Camping hygiene

My little sister and I shared a tent this weekend. (I was actually quite cold, and would have liked to have shared a sleeping bag, but she wasn’t having any of it).

It was purportedly a 3 man tent, but any space for a third person was taken up by my little sister’s constant complaining about her ‘lack of space’, and whingeing requests for me to ‘move over’. Which, naturally, being a very considerate and accommodating person, I did, only to have her moan that she meant I should ‘move the other way- away from her’. (There is simply no pleasing some people).

I foolishly believed, having shared a flat for some time with my sister (and what with us both being brought up together, by the same people), that my little sister and I would have similar ideas about acceptable tent-behaviour. ‘What is that dreadful smell?’ I asked, waking up on Saturday morning. ‘What?’ My little sister mumbled, her mouth full of scotch eggs and lamb koftas.

(My little sister had arrived at Kings Cross first, and gotten in some M&S provisions. Her deepest fear seemed to be that we would spend the weekend starving, because she had seemingly been through M&S on a smash and grab, filling her shopping basket with the oddest assortment of food I’d ever seen). ‘You can’t eat inside the tent,’ I told her crossly. ‘It’s unhygienic, and smelly.’ We then had a brief but heated discussion on each other’s varying levels of smelliness and general levels of hygiene, which ended with me throwing my little sister’s food out of the tent.

This matter resolved, I went back to sleep. (I had not slept particularly well the night before, what with all my little sister’s endless requests for me to ‘take up less space’, and my need to explain how, as a solid, I occupied a fixed amount of space at all times).
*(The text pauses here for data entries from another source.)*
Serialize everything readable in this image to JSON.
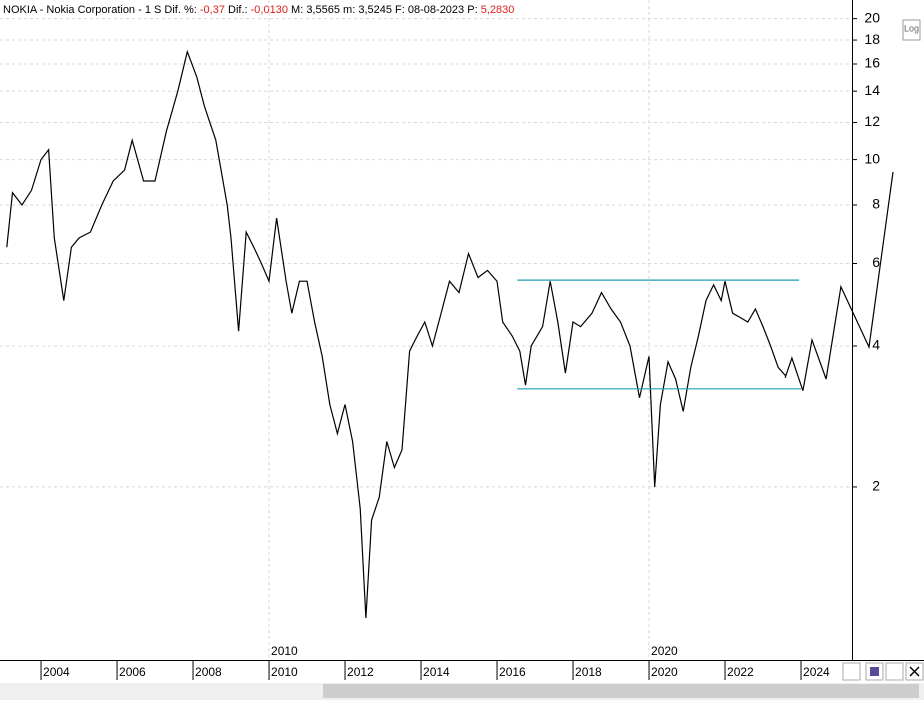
{
  "chart_data": {
    "type": "line",
    "title": "NOKIA - Nokia Corporation - 1 S",
    "header": [
      {
        "label": "Dif. %:",
        "value": "-0,37",
        "color": "#e02020"
      },
      {
        "label": "Dif.:",
        "value": "-0,0130",
        "color": "#e02020"
      },
      {
        "label": "M:",
        "value": "3,5565",
        "color": "#000000"
      },
      {
        "label": "m:",
        "value": "3,5245",
        "color": "#000000"
      },
      {
        "label": "F:",
        "value": "08-08-2023",
        "color": "#000000"
      },
      {
        "label": "P:",
        "value": "5,2830",
        "color": "#e02020"
      }
    ],
    "log_button": "Log",
    "ylog": true,
    "xlim": [
      2002.92,
      2027.21
    ],
    "ylim": [
      0.854,
      20.36
    ],
    "yticks": [
      2,
      4,
      6,
      8,
      10,
      12,
      14,
      16,
      18,
      20
    ],
    "xticks": [
      2004,
      2006,
      2008,
      2010,
      2012,
      2014,
      2016,
      2018,
      2020,
      2022,
      2024
    ],
    "decade_lines": [
      2010,
      2020
    ],
    "grid": true,
    "series": [
      {
        "name": "NOKIA",
        "color": "#000000",
        "x": [
          2003.1,
          2003.25,
          2003.5,
          2003.75,
          2004.0,
          2004.2,
          2004.35,
          2004.6,
          2004.8,
          2005.0,
          2005.3,
          2005.6,
          2005.9,
          2006.2,
          2006.4,
          2006.7,
          2007.0,
          2007.3,
          2007.6,
          2007.85,
          2008.1,
          2008.3,
          2008.6,
          2008.9,
          2009.0,
          2009.2,
          2009.4,
          2009.6,
          2009.8,
          2010.0,
          2010.2,
          2010.45,
          2010.6,
          2010.8,
          2011.0,
          2011.2,
          2011.4,
          2011.6,
          2011.8,
          2012.0,
          2012.2,
          2012.4,
          2012.55,
          2012.7,
          2012.9,
          2013.1,
          2013.3,
          2013.5,
          2013.7,
          2013.9,
          2014.1,
          2014.3,
          2014.5,
          2014.75,
          2015.0,
          2015.25,
          2015.5,
          2015.75,
          2016.0,
          2016.15,
          2016.4,
          2016.6,
          2016.75,
          2016.9,
          2017.2,
          2017.4,
          2017.6,
          2017.8,
          2018.0,
          2018.2,
          2018.5,
          2018.75,
          2019.0,
          2019.25,
          2019.5,
          2019.75,
          2020.0,
          2020.15,
          2020.3,
          2020.5,
          2020.7,
          2020.9,
          2021.1,
          2021.3,
          2021.5,
          2021.7,
          2021.9,
          2022.0,
          2022.2,
          2022.4,
          2022.6,
          2022.8,
          2023.0,
          2023.2,
          2023.4,
          2023.6
        ],
        "values": [
          6.5,
          8.5,
          8.0,
          8.6,
          10.0,
          10.5,
          6.8,
          5.0,
          6.5,
          6.8,
          7.0,
          8.0,
          9.0,
          9.5,
          11.0,
          9.0,
          9.0,
          11.5,
          14.0,
          17.0,
          15,
          13,
          11,
          8,
          6.8,
          4.3,
          7.0,
          6.5,
          6.0,
          5.5,
          7.5,
          5.5,
          4.7,
          5.5,
          5.5,
          4.5,
          3.8,
          3.0,
          2.6,
          3.0,
          2.5,
          1.8,
          1.05,
          1.7,
          1.9,
          2.5,
          2.2,
          2.4,
          3.9,
          4.2,
          4.5,
          4.0,
          4.6,
          5.5,
          5.2,
          6.3,
          5.6,
          5.8,
          5.5,
          4.5,
          4.2,
          3.9,
          3.3,
          4.0,
          4.4,
          5.5,
          4.5,
          3.5,
          4.5,
          4.4,
          4.7,
          5.2,
          4.8,
          4.5,
          4.0,
          3.1,
          3.8,
          2.0,
          3.0,
          3.7,
          3.4,
          2.9,
          3.6,
          4.2,
          5.0,
          5.4,
          5.0,
          5.5,
          4.7,
          4.6,
          4.5,
          4.8,
          4.4,
          4.0,
          3.6,
          3.45
        ]
      },
      {
        "name": "Resistance",
        "color": "#1a9fb5",
        "x": [
          2016.53,
          2023.95
        ],
        "values": [
          5.53,
          5.53
        ]
      },
      {
        "name": "Support",
        "color": "#1a9fb5",
        "x": [
          2016.53,
          2024.0
        ],
        "values": [
          3.24,
          3.24
        ]
      },
      {
        "name": "Projection",
        "color": "#000000",
        "x": [
          2023.58,
          2023.76,
          2024.05,
          2024.29,
          2024.66,
          2025.05,
          2025.79,
          2026.42
        ],
        "values": [
          3.42,
          3.77,
          3.21,
          4.12,
          3.4,
          5.35,
          3.98,
          9.41
        ]
      }
    ]
  }
}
My little sister and I passed a perfectly lovely day together, running about in the country, and later returned to our tent to shower and change for drinks.

I popped to the toilet, and returned to find my little sister brushing her hair inside our tent.

‘Aaagh,’ I yelled in horror. ‘What are you doing?’ ‘I’m brushing my hair,’ My little sister replied. ‘No,’ I replied firmly, yanking her out of the tent. ‘No, you are not. Do you know how horrible that is? All those stray hairs drifting around our tent? You will brush your hair outside.’ ‘But that’s so unhygienic,’ My little sister replied. ‘That’s where I eat!’